I'm hot-tempered, but I cool off quickly. The instant I realized I was making it tough for the old man I struggled to my feet, and held out my hand.
"Any time you're ready, Murphy," I said.
The Irishman rose groggily, shaking his head to clear it. He stood for a minute staring incredulously at my extended palm, his eyebrows twitching. Then his own hand went out and locked with mine.
"I guess I was a bit hasty, lad," he said.
Ten minutes later Sylvia was placing cool pads on my face, one on each cheek, and shaking her head over my blackened eye. "I'm not really sorry for you, Dave," she said. "You apparently enjoy lashing out with your fists. You just used that frog as an excuse."
Perhaps I should have mentioned sooner that there was a woman on board. A slim and attractive girl with coppery hair named Sylvia Varner was visiting us for five days consecutively.
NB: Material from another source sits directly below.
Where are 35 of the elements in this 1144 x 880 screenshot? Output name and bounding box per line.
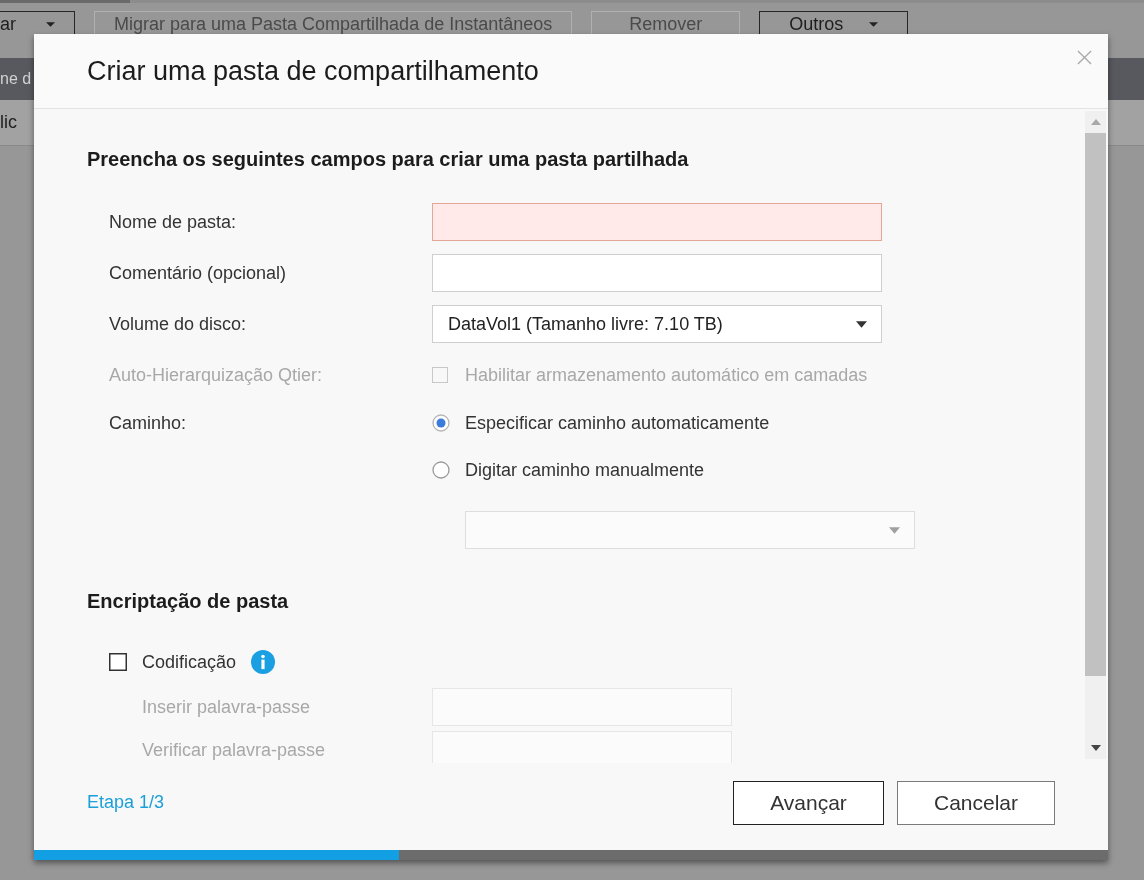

But she had come out on the crew-shift cruiser Aquila which was berthed right alongside of us on the semi-molten crust.
Women are out of place on Mercury run ships, and if I were taking fictional liberties with this record I'd leave her out. But facts are facts, and the feminine zig-zag had a lot to do with the way the frog brought us all to the brink of despair. Without her it would have been less though, but less exciting, too, and, of course, for romantic reasons I was glad she had come. She happened to be Ellison's niece, and my fiancee, and had a kid brother working on the metallurgical staff.
"But it isn't a frog," I said, irritably. "It's a Mercurian animal. And I don't blame Murphy for sailing into me."